Er, Brooks, schafft sie alle - Tura, Hamlet, Siletski, Erhardt, dazu Bronski
und Hitler -, und er will zeigen, was in dem alten Film steckt, der doch
eigentlich ganz gut funktioniert, aus manchen Szenen indes nicht ganz
herausgeholt zu haben scheint, was Brooks in diesen angelegt sieht. Lubitschs
Sein oder Nichtsein ist ein Uhrwerk, Ergebnis einer unvergleichlichen
Ökonomie, die für Akteure, Auftritte, Wortwechsel, etc. gerade
so viel Zeit einräumt, wie erforderlich ist, um sie als Versatzstücke
zur weiteren Verwendung zu etablieren. Das Remake von Brooks eine Nummernrevue,
in der für Ökonomien wenig Platz ist, und die deshalb mehr und
mehr an Tempo verliert, bis kaum mehr übrig ist als Klamauk und ein
paar Restbestände des alten Szenarios.
Restbestände oder auch: Lieblingsmomente. Eine Geste, ein Augenaufschlag,
die spezifische Intonation einer Frage, eine Gestalt, die im Hntergrund
vorbeiläuft, oder ein Satz, der vor dem Abgang einer Figur durch eine
winzige Drehung des Kopfes eingeleitet wird. Neben den Verschlimm-besserungen,
aus denen der Film von 1983 im wesentlichen zusammengesetzt ist, enthält
der zweite Sein oder Nichtsein auch ein paar Augenblicke, die ganz
und gar der exakten Reproduktion gewidmet sind - ein wenig fetischistisch,
ein wenig idolatrisch und ins Spektakel der angestrengten Überbietung
eingestreut wie eine Serie von Vignetten. In solchen Momenten verwandelt
sich das Remake wirklich in ein Duplikat des Originals, oder besser: der
eine Film in ein Museum des anderen.

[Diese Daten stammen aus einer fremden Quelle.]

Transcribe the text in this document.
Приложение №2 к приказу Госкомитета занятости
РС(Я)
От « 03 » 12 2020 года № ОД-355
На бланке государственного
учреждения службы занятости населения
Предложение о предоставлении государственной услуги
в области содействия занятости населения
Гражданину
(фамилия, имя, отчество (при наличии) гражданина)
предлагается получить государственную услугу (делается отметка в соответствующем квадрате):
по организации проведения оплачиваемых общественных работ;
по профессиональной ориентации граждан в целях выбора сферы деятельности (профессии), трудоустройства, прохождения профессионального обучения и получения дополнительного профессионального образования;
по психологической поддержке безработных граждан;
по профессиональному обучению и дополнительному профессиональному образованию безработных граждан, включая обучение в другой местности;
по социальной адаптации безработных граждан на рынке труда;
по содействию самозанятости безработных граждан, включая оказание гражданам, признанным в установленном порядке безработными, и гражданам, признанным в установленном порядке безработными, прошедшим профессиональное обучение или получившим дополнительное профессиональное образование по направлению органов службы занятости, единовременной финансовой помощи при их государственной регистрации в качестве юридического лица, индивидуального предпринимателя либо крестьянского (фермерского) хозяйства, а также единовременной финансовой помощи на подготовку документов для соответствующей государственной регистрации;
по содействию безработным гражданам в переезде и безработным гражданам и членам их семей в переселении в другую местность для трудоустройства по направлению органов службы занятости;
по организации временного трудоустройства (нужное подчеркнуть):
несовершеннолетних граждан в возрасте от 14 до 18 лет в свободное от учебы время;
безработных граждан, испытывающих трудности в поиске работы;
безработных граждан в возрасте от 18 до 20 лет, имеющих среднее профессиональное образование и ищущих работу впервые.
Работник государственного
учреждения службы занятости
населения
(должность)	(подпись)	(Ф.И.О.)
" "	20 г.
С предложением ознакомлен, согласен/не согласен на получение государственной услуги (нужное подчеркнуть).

Die Stimmübungen des Schauspielers
Ravic vor seinem Auftritt als Claudius. Das Lächeln Anna Bronskis bei
der ersten Begegnung mit Siletski. Der Augenaufschlag Turas/Bronskis, nachdem
er in Verkleidung zurückgekehrt ist. Die Miene des Gruppenführers,
als er erkennt, daß er einen falschen Bart in seiner Hand hält.
Mel Brooks muß Lubitschs Film gut gekannt haben, um diese Miniaturen
in seine eigene Version zu integrieren, mehr noch: er muß ihn geliebt
haben, bestimmte Einstellungen ganz besonders, und es sind die Zeugnisse
dieser etwas obsessiven Liebe, die seine ansonsten belanglose Adaption für
einen Augenblick zum Schillern bringen.